Analitycy polityczni i prognozy oczekują rekordowej frekwencji w jutrzejszych wyborach w USA. Czas oczekiwania na głosowanie może potrwać kilka godzin.
Odeprzyj pokusę wyskoczenia z linii, przygotowując się na czekanie. Oto 6 rzeczy, które możesz zrobić, aby czas oczekiwania upłynął szybciej:
1. Nadrobić zaległości w czytaniu. Jeśli masz stos książek lub czasopism, których nie czytałeś, wrzuć parę do torby i poświęć trochę czasu na nadrobienie zaległości.
2. Rozpocznij rozmowę. Rzadko jest mieć niewolniczą publiczność. Nie musisz rozmawiać o polityce - w rzeczywistości możesz uniknąć tego tematu - ale nie spiesz się, rozmawiając z ludźmi w pobliżu. Każdy uwielbia opowiadać historie.
3. Uzyskaj szybki start postanowień noworocznych. Rok 2009 jest tuż za rogiem i niezależnie od tego, kto wygra wybory, rozpoczniemy nowy rok z nowym prezydentem. Zastanów się, czego chcesz doświadczyć w 2009 roku i zrób listę uchwał, czekając na swój wpływ na przyszłość.
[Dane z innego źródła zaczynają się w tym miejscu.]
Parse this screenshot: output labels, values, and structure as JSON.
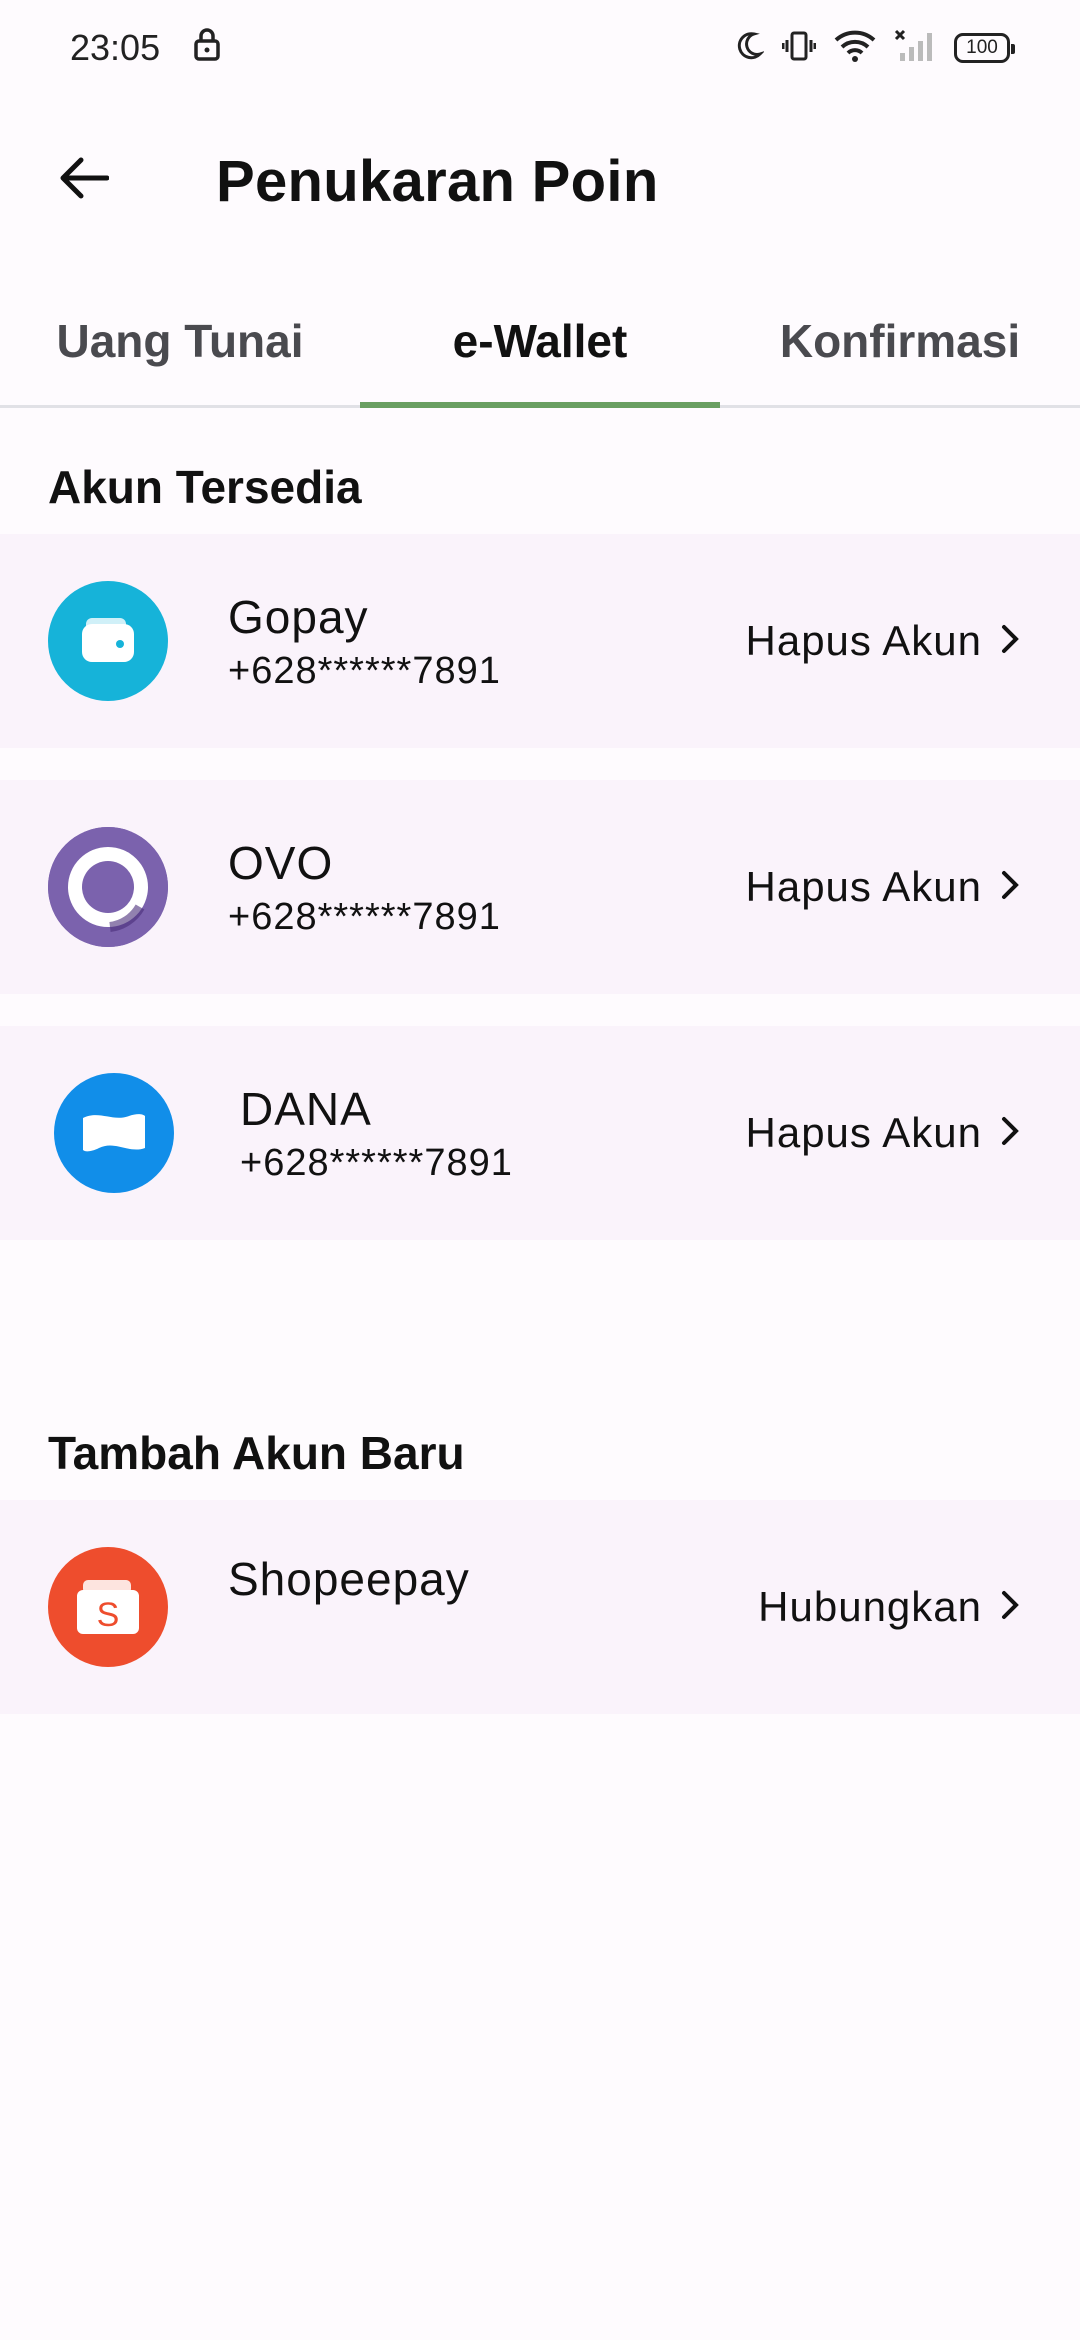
{
  "status": {
    "time": "23:05",
    "battery": "100",
    "icons": [
      "lock-icon",
      "moon-icon",
      "vibrate-icon",
      "wifi-icon",
      "signal-off-icon",
      "battery-icon"
    ]
  },
  "header": {
    "title": "Penukaran Poin",
    "back_icon": "arrow-left-icon"
  },
  "tabs": [
    {
      "label": "Uang Tunai",
      "active": false
    },
    {
      "label": "e-Wallet",
      "active": true
    },
    {
      "label": "Konfirmasi",
      "active": false
    }
  ],
  "accent_color": "#6a9f62",
  "sections": {
    "available_title": "Akun Tersedia",
    "add_title": "Tambah Akun Baru"
  },
  "accounts": [
    {
      "name": "Gopay",
      "phone": "+628******7891",
      "action": "Hapus Akun",
      "icon": "gopay-wallet-icon",
      "color": "#16b3d9"
    },
    {
      "name": "OVO",
      "phone": "+628******7891",
      "action": "Hapus Akun",
      "icon": "ovo-ring-icon",
      "color": "#7b62ad"
    },
    {
      "name": "DANA",
      "phone": "+628******7891",
      "action": "Hapus Akun",
      "icon": "dana-wave-icon",
      "color": "#118ee9"
    }
  ],
  "new_accounts": [
    {
      "name": "Shopeepay",
      "action": "Hubungkan",
      "icon": "shopeepay-bag-icon",
      "color": "#ee4d2d"
    }
  ]
}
4. Zaplanuj jednodniową wycieczkę samochodową. Dzień inauguracji upływa 20 stycznia 2009 r. Spraw, by minuty (lub godziny) minęły szybciej, planując podróż do stolicy USA w dniu zaprzysiężenia nowego prezydenta.
5. Dokumentuj swoje doświadczenia. Jeśli masz telefon komórkowy z funkcją SMS-ów, informuj znajomych i cały świat o tym, co dzieje się wokół ciebie. Śledź na Twitterze swój okręg wyborczy lub rób notatki do wpisu na blogu.
6. Napisz list. Bierzesz udział w historycznych wyborach w krytycznym momencie w historii USA. Napisz list - do swojego przyszłego dziecka, do następnego pokolenia, do siebie za 10 lat - o tym, jak to jest czekać w kolejce do głosowania w tych wyborach.